If you want to learn the fundamentals of hand lettering, you’ll enjoy this post. I’m no expert, but I do know a thing or two about hand lettering, and you can learn from my mistakes to be better from the start. This is a great list of do’s and don’ts to help you understand Hand Lettering 101, plus some tips and tricks that I’ve picked up on the way. Hopefully, by the end of this post, you’ll be confident, inspired, and eager to go purchase all your hand lettering tools and get to creating! I hope you enjoy Hand Lettering 101.

Start Out Slow

If you’re just starting out and unfamiliar with hand lettering, you don’t want to use your good expensive tools for just starting out. Odds are, you’ll mess up on your first few tries, which is no big deal, it will just be better to use cheaper tools at first. I’ve heard from some people that actually Crayola Broad Tip Markers are a great marker to start with to practice your hand movements and lettering styles without wasting good quality products on your first few attempts.


Paper Matters (A lot!)

I don’t know about you, but when I first started out I didn’t do my research and I thought paper was paper. Boy was I wrong. All paper is not created equal, especially for hand lettering.  If you don’t want to have to trash everything you try to create, you have to get smooth, acid-free, archival paper, and I found it on Amazon! It’s the absolute best for hand lettering because it’s super smooth. Not to mention this type of paper doesn’t yellow over time so your work will always look it’s best, even years later.

Practice Makes Perfect

Of course, just like any other hobby, it’s so very important to practice as much as you can.
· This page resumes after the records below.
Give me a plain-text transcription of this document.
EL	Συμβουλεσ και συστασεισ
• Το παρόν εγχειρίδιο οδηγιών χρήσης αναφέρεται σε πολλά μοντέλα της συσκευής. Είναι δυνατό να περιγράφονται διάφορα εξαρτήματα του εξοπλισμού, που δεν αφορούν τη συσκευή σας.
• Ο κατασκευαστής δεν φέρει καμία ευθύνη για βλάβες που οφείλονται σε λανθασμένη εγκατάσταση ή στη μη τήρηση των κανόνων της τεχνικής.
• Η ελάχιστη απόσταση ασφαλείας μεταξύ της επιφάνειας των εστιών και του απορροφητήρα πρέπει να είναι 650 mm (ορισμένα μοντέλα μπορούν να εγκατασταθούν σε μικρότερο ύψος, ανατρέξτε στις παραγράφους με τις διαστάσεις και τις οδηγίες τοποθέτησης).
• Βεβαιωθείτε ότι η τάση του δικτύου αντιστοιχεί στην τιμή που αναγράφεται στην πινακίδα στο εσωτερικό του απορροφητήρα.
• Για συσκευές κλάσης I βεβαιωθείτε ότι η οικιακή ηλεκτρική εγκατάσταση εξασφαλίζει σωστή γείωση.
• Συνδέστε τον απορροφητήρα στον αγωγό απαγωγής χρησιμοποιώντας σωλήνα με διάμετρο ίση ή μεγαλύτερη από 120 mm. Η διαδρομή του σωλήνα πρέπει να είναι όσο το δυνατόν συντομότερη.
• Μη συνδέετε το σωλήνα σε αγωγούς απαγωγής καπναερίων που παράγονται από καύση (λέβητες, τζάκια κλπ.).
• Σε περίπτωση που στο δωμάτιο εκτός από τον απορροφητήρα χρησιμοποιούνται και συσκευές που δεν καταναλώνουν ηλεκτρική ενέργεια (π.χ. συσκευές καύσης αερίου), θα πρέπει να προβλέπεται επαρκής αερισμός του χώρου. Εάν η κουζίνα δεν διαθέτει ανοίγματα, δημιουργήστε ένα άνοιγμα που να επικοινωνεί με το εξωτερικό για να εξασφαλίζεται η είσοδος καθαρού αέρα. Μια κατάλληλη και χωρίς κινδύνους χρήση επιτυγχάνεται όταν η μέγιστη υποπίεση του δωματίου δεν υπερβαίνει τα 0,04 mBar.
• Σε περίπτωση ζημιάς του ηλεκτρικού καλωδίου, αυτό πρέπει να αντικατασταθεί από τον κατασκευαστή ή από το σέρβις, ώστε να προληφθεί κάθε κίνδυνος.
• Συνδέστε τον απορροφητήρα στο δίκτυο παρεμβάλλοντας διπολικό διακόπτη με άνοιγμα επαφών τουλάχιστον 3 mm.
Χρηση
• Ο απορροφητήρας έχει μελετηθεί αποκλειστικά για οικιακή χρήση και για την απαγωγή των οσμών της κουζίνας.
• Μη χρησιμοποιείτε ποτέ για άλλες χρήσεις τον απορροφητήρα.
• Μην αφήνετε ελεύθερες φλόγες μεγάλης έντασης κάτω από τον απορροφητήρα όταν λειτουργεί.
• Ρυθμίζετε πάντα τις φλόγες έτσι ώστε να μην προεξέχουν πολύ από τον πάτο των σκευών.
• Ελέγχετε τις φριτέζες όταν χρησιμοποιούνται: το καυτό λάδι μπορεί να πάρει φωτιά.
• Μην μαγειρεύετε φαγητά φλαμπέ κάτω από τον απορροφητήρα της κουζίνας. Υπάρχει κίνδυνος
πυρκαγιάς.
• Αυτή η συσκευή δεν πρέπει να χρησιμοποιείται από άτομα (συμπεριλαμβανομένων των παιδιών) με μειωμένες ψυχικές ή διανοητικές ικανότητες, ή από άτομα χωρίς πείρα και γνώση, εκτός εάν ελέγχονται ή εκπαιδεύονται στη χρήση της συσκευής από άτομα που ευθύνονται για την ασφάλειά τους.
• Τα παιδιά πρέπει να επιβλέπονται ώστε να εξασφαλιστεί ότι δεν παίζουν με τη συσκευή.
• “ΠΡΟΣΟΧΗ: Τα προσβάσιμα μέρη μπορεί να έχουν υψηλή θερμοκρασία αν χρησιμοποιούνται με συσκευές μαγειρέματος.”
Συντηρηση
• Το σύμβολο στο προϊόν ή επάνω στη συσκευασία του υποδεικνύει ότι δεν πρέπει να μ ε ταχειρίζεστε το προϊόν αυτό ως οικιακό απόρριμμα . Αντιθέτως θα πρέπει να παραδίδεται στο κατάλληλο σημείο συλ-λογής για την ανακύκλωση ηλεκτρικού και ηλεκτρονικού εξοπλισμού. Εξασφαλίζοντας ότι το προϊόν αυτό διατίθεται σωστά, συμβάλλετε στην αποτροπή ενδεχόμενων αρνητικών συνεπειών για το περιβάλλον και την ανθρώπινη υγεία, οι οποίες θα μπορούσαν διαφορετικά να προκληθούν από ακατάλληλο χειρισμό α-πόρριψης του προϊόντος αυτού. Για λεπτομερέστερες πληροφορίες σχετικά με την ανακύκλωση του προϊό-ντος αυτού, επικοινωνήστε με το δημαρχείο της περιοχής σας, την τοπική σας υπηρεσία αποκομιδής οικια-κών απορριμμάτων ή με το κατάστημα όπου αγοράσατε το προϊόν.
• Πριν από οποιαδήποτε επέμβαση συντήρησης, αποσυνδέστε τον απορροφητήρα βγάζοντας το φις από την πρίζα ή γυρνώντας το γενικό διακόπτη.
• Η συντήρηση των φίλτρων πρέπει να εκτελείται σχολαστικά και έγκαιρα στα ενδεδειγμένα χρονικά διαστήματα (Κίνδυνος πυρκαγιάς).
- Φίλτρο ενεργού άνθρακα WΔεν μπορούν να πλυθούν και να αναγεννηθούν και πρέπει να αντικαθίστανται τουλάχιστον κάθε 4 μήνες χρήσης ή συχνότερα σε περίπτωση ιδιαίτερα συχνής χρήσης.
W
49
The only way you’ll get better at hand lettering (or anything for that matter) is using your tools, getting comfortable with them, and always challenging yourself to be better. A great tip I’ve picked up that is a to help practice is to find a word, any word, and write and draw it all over a piece of paper in as many different ways as you can think of. They might not all be beautiful, but with you challenging yourself to write the word in so many different ways, you’re really pushing the design process and a lot of the time you can find inspiration in that.

Get The Proper Writing Tools

Of course, the paper is most important because without good paper, no matter how great your writing tools are if they don’t apply to the paper correctly, your work is ruined. When it comes to writing tools like pencils and pens you need to know where to start. Calligraphers use pencils with hard led to start out with, just like these that I found on amazon super cheap. With pens, there are so many different types you just need to try a bunch of them out to see which ones work best for you. I always recommend the Tombo Dual Brush Markers, because they have a fine tip side and a brush tip side, plus the colors are great. Tombo even has a Beginner Lettering Set with all the fundamental tools to help you get started.